1. BUNDA SAYANG INSTITUT IBU PROFESIONAL

Aliran Rasa Game 8 #Cerdas Finansial Sejak Dini

Introduction

Bismillah, Alhamdulillah. Sabtu, 7 Desember 2019. Seharusnya masuk day 18 namun saya jadikan agenda untuk menuliskan aliran rasa.

Seperti biasa, pasti saya sambung-sambungkan dengan aktifitas hari ini.

Siang ini saya menyimak kajian dari Ustadz Budi Ashari, MasyaaAllah. Betapa konsep pendidikan di islam itu sungguh mudah dan meringankan.

Ada Relevansi apa dengan tema ke-8 ini?

Cerita aliran rasa kali ini agak random, tapi enggak masalah kali ya, biar lebih nyambung jadi ceritanya dari awal saja.

Beberapa tahun terakhir, saya memang banyak mengumpulkan buku dan ebook tentang konsep pendidikan luar negeri atau parenting (pola asuh negara maju). Bahkan ada stigma diri ini bahwa saya menganggap metode yang paling cocok dan kekinian, yang pas, modern yaa enggak ada metode yang lain selain dari barat, minimal kalau mengambil benua Asia pun ya standarnya Negara maju, misalnya Japan. Udah titik.

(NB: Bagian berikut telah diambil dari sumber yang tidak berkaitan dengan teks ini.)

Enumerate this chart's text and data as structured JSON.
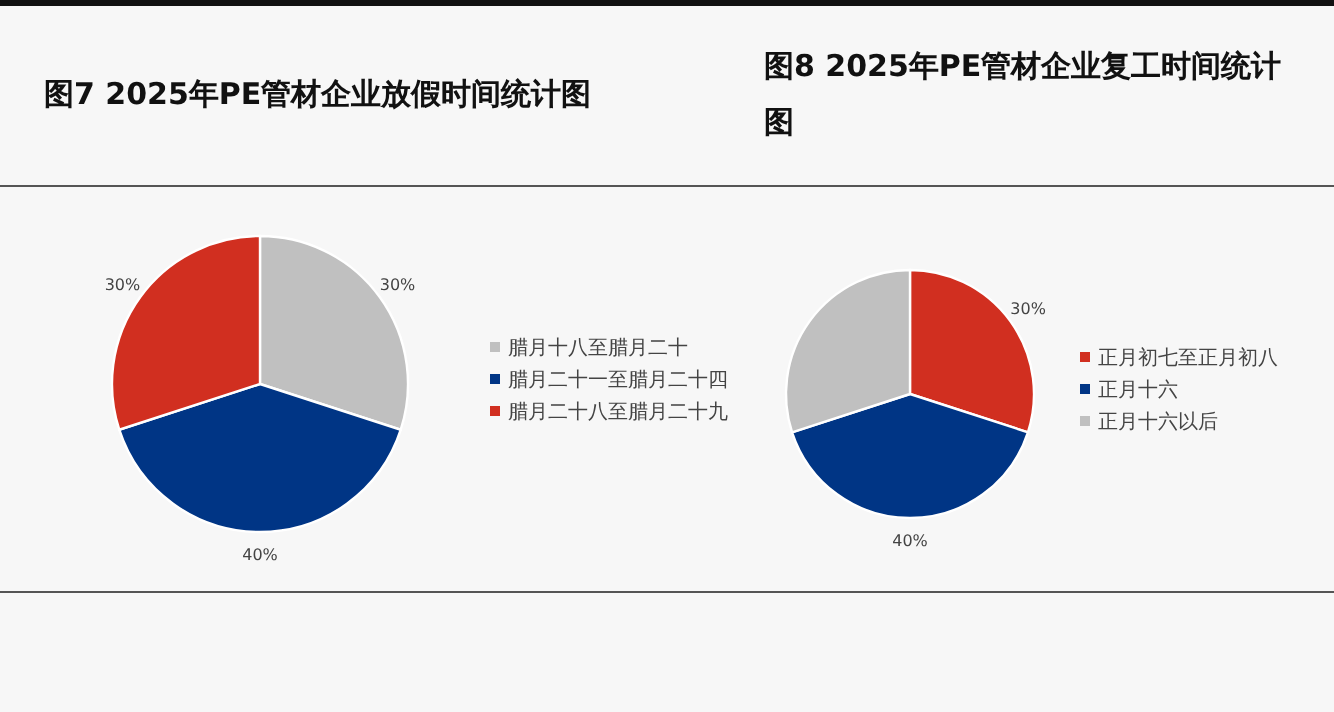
{
  "chart_data": [
    {
      "type": "pie",
      "title": "图7 2025年PE管材企业放假时间统计图",
      "categories": [
        "腊月十八至腊月二十",
        "腊月二十一至腊月二十四",
        "腊月二十八至腊月二十九"
      ],
      "values": [
        30,
        40,
        30
      ],
      "colors": [
        "#c0c0c0",
        "#003585",
        "#d12f20"
      ],
      "value_labels": [
        "30%",
        "40%",
        "30%"
      ],
      "legend": "right"
    },
    {
      "type": "pie",
      "title": "图8 2025年PE管材企业复工时间统计图",
      "categories": [
        "正月初七至正月初八",
        "正月十六",
        "正月十六以后"
      ],
      "values": [
        30,
        40,
        30
      ],
      "colors": [
        "#d12f20",
        "#003585",
        "#c0c0c0"
      ],
      "value_labels": [
        "30%",
        "40%",
        null
      ],
      "legend": "right"
    }
  ]
}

Hal itu merupakan kondisi dimana saya masih memiliki pendirian satu sisi, tanpa memandang kedalam diri (atau kemampuan berpikir menyeluruh). Hal ini menghasilkan jiwa saya yang eksplosif, meledak-ledak dan hanya mau mendengar diri sendiri. Realisasinya sangat nampak sekali ketika saya mendalami metode KonMari, sungguh saklek dan hanya mau mengikuti kaidah konkret Marie Kondo. Bahkan saya juga berusaha membuat buku KonMari versi ‘ala’ Indonesianya juga (terbit tahun 2018 lalu) yang berjudul “KonMari Mengubah Hidupku”.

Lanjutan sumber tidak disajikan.